You won’t find all of the big changes in the Rules of Professional Conduct. As of January 1, 2019 we also have some new Local Rules of Court. Matthew Kitson alerts us to one of the big new changes. As most of you are aware, we have not had court reporters in most of the courtrooms for a while now due to budget issues. In July, 2018 the California Supreme Court handed down its decision in Jameson v. Desta (2018) 5 Cal.5th 594, which guaranteed access to verbatim records of proceedings for litigants who qualify for fee waivers upon request. The holding in this case created the need for new court rules addressing the availability of verbatim records and the Contra Costa County Superior Court’s new rules on this became effective on January 1, 2019. Anyone who represents indigent clients will want to know about this new rule!

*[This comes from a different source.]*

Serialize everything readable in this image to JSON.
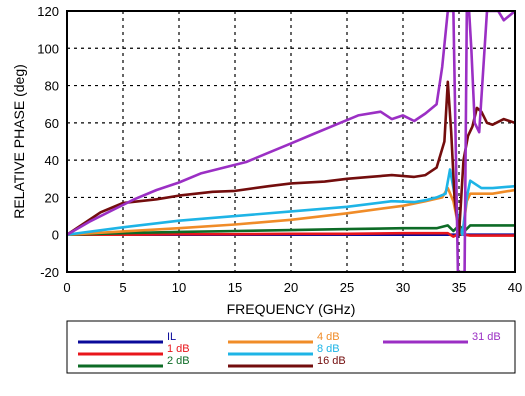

Finally, there are big changes in the world of mediation – you don’t see that sentence often! This is not the result of the Rules of Professional Conduct, but the legislative answer to the Cassel case, which was decided in 2011 and which upheld mediation confidentiality even between an attorney and his/her client and had the effect of denying the client’s ability to use the attorney’s actions in mediation as evidence in an action for malpractice. Cassel v. Superior Court (2011) 51 Cal. 4th 113. In its decision, the Supreme Court found that the Evidence Code granted broad protections and changes to those protections, if any, should come from the legislature and not the Supreme Court. Well, here is that change. The newly adopted California Evidence Code §1129 became effective on January 1, 2019 and it affects every single attorney who represents a client in mediation, so please take time to read Robert Jacobs’ insightful article on the changes and on your new obligations to your client!
It’s a new year and we have a lot of new rules to keep track of. I hope you find this issue of the Contra Costa Lawyer helpful in doing just that.